Along with the expected assortment of bird books for Christmas, I received a butterfly guide, specifically the National Audubon Society Field Guide to North American Butterflies. Readers of this blog know that I, like so many birders before me, am developing a growing interest in the invertebrate life I encounter in my travels. Dragonflies and butterflies pique my interest most, so this 928-page turtleback guide, with its 1,014 full-color photos, is well received. But is it any good?
The first reason I ask this question is that I’ve come to appreciate illustrations over photographs in my field guides. Photos often fail to capture the marks or colors essential to identifying many birds. Perhaps they’d be more suitable for butterflies. My second initial concern was whether the Audubon guide would prove instructive enough. A great field guide should rise above the role of reference text and aspire to educate the user. The Audubon field guides to birds don’t succeed on that level as well as, say, the Sibley guides.
All of this is, of course, idle speculation. The best way to evaluate a field guide is to use it, right? Since January in New York presents painfully few opportunities to spot butterflies in the wild, I went to my archives. Sara and I encountered the butterfly below at the New York Botanical Gardens years ago, back before I showed any interest in birding or, apparently, photography:
Let’s consult the guide. This butterfly is predominantly chocolate brown with wings trimmed in a bold, ivory border. The blue spots are diagnostic, but don’t seem to be the primary identifying mark.
The color plates in the Audubon Guide are divided into 15 distinct groups. Even with my limited knowledge of butterflies, I could immediately eliminate Eggs, Caterpillars, and Chrysalises. Only 14 groups to go! I did a quick flip in search of brown butterflies to no avail, so on to the next step. White Butterflies, Blue Butterflies, Eyespot Patterned Butterflies, Fritillaries, Checkered Butterlies, and Swallowtails could be ruled out, but I wasn’t so sure about some of the other categories.
Sulphurs possess diaphanous wings ranging in color from pale white to orange.

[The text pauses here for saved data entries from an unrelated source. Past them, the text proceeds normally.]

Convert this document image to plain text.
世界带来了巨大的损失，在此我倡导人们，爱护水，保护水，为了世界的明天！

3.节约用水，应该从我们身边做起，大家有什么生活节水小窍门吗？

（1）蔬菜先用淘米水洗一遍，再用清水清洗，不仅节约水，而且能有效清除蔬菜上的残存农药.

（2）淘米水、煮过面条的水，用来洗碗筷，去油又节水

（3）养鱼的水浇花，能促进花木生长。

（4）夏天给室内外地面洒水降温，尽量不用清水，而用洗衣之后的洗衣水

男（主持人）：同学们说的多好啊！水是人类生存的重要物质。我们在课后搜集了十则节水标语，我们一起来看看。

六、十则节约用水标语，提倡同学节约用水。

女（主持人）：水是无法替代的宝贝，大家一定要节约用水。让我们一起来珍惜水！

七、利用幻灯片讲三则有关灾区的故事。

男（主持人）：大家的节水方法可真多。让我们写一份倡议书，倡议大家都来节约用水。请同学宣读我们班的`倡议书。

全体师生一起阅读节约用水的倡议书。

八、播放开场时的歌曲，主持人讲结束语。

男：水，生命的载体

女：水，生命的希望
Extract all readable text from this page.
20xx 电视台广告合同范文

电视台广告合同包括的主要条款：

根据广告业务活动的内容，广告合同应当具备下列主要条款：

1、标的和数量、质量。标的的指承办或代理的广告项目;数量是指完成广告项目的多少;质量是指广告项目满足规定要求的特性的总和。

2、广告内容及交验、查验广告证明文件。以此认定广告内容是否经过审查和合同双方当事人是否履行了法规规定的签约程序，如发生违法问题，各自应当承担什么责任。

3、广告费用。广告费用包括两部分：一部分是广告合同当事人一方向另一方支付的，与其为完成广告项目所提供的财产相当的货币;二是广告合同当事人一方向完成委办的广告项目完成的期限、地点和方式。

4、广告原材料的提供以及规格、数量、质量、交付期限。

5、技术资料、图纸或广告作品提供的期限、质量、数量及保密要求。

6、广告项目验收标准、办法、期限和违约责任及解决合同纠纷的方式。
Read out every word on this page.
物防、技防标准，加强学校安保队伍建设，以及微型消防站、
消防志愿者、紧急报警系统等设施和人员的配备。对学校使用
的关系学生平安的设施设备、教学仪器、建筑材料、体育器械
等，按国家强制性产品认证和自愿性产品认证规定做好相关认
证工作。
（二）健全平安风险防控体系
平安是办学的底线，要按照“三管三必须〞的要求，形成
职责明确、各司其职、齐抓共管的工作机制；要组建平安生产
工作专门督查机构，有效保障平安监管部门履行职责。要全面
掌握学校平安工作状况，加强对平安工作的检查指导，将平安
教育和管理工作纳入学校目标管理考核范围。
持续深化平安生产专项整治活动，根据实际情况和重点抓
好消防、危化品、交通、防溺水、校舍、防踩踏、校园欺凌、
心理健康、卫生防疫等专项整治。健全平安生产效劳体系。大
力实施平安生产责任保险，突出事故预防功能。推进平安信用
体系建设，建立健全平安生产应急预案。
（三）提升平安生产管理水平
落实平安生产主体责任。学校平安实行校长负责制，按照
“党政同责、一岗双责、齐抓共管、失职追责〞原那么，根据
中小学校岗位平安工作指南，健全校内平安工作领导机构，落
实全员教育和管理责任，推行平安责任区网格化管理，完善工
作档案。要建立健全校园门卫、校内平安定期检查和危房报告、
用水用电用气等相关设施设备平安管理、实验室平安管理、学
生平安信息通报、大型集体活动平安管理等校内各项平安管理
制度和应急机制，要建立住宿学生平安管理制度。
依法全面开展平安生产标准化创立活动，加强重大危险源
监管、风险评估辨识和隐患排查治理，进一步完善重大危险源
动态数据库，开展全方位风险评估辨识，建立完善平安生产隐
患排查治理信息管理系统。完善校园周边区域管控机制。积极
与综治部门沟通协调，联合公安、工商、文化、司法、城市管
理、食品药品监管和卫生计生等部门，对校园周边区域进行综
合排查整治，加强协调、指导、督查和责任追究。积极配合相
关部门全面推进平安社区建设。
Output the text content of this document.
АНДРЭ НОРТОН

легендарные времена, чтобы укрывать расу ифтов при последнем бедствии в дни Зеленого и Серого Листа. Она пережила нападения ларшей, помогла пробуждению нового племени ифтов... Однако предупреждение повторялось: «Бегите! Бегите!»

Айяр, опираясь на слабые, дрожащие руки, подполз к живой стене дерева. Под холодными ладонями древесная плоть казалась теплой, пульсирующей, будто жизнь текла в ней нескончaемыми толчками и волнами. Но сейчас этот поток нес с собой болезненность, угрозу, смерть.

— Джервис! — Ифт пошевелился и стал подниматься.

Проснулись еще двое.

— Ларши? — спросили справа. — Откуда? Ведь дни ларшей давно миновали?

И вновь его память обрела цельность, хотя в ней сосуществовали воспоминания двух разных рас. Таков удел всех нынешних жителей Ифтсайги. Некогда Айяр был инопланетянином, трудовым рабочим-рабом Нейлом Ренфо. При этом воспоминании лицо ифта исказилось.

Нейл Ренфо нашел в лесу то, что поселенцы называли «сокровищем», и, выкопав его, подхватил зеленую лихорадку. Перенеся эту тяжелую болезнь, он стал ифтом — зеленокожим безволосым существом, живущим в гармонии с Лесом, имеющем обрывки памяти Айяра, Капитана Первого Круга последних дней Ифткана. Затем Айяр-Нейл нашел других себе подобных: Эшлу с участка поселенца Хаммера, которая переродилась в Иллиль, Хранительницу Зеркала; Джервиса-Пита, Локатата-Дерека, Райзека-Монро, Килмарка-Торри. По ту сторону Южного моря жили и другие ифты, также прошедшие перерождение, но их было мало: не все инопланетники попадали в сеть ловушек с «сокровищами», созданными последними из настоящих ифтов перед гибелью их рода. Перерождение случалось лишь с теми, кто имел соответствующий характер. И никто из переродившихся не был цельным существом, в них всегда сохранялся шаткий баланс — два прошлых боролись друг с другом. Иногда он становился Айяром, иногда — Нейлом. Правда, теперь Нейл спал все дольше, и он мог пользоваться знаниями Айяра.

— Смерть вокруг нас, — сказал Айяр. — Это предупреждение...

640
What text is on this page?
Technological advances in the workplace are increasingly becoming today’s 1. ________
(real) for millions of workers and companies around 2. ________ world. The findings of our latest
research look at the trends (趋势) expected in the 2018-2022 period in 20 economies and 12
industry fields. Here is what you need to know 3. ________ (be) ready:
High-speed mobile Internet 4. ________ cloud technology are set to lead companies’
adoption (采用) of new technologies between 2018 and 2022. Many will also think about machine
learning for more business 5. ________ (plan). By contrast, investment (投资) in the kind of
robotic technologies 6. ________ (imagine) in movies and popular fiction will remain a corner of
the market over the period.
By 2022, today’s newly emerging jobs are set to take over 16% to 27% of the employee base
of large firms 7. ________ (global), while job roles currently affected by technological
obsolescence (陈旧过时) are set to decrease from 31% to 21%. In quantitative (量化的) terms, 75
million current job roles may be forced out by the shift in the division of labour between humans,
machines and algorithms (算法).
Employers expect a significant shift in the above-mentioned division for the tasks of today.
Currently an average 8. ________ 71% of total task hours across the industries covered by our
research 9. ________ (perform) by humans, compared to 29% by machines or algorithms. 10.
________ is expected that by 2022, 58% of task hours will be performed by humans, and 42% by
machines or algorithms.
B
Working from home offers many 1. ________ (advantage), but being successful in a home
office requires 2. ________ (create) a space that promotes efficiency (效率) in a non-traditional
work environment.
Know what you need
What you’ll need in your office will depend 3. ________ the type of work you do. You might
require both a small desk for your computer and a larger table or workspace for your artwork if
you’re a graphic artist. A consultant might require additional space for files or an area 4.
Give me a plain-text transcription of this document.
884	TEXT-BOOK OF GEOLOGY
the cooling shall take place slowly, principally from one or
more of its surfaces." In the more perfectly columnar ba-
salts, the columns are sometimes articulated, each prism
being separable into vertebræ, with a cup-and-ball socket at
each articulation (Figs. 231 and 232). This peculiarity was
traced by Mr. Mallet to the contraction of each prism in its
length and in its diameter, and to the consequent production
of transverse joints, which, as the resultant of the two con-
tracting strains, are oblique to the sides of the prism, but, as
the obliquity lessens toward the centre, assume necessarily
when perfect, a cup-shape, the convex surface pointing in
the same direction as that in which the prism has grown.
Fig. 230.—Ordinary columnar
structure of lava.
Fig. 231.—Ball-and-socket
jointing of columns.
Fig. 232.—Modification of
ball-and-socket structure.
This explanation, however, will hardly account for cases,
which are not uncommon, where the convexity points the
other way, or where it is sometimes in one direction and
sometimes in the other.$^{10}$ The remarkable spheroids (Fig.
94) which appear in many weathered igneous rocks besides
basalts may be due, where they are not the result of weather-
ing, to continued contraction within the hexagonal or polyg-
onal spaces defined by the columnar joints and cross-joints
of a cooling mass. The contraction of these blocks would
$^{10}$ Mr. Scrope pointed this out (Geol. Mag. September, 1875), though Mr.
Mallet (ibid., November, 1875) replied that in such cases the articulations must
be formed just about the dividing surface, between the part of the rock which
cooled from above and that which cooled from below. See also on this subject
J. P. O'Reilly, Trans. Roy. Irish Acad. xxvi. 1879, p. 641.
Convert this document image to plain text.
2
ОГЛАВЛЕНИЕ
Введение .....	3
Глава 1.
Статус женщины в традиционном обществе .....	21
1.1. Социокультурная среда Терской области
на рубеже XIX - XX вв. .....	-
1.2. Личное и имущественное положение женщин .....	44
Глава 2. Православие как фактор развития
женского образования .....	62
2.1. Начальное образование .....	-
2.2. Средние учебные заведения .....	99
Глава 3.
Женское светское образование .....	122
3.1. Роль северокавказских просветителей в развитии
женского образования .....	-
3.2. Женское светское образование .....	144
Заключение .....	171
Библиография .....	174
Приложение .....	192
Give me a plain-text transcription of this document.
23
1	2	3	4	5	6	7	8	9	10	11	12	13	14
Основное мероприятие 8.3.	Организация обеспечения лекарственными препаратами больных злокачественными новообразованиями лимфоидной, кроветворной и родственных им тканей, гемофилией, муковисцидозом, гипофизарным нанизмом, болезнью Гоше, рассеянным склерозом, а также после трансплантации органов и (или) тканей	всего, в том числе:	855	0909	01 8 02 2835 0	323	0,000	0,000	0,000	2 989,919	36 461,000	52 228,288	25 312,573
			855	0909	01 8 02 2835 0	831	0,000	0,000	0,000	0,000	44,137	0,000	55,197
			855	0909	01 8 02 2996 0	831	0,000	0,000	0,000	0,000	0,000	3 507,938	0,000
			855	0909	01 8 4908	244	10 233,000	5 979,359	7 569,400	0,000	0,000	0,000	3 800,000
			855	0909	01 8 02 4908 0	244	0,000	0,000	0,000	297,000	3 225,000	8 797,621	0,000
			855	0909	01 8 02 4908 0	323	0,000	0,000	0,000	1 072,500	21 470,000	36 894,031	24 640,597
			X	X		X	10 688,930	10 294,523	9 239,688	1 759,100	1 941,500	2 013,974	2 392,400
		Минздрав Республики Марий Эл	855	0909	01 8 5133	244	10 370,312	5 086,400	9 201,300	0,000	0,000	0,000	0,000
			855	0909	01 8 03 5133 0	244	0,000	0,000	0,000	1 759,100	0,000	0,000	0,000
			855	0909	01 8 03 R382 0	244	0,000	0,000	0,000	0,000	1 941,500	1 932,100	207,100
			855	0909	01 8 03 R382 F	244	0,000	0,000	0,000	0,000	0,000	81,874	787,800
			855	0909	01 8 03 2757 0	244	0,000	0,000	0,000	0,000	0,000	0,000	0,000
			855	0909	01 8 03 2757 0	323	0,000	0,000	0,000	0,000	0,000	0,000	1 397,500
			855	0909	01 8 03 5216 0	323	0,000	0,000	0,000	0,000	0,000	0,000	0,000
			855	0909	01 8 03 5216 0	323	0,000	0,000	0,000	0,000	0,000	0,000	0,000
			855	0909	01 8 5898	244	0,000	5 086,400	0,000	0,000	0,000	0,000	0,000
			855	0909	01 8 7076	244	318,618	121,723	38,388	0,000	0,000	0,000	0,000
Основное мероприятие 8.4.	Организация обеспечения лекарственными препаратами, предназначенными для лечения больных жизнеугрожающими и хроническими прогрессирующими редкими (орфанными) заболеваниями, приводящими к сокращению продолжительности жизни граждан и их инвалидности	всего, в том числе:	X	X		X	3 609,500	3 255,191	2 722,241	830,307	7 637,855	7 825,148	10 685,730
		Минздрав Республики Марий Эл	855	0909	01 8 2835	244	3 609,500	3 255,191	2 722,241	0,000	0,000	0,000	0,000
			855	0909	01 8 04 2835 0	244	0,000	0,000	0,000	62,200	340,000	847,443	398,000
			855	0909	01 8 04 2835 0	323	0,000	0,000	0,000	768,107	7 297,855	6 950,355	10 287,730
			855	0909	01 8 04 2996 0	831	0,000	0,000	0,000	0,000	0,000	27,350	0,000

Our subject isn’t a sulphur.
Skippers are closely reminiscent of moths. The Folded-winged Skippers look nothing like our subject, but the Spread-winged set had some close calls, even some butterflies with brown wings and white edges. However, skippers’ wings seem to all bear some sort of patterning, even the most cryptic ones. Our subject isn’t a skipper.
Angle-winged Butterflies have sharply angled, somewhat irregular wings. Our subject is a bit ragged, but not angle-winged.
Hairstreaks and Elfins are quite distinctive, with delicate patterns and thin, hairlike tails projecting from their hindwings. Metalmarks, which I’d never heard of before this, are named for the shiny metallic markings on their subtly patterned wings. Our subject is neither a hairstreak nor a metalmark.
This process of elimination leaves us with two options. Copper Butterflies are more orange than brown, so they’re out. That leaves only the category of Boldly-patterned Butterflies. Lo and behold, there is our lovely subject, the Mourning Cloak (Nymphalis antiopa), rich brown-maroon with a ragged cream-yellow band bordered inwardly with brilliant blue spots. This brush-footed butterfly can be found throughout practically all of North America, so the location certainly fits. Last but not least, the guide states that this species is absolutely unique, so I can take comfort in the identification.
There you have it. The National Audubon Society Field Guide to North American Butterflies works like a charm, and taught me quite a bit in the process. I’m looking forward to using this book more.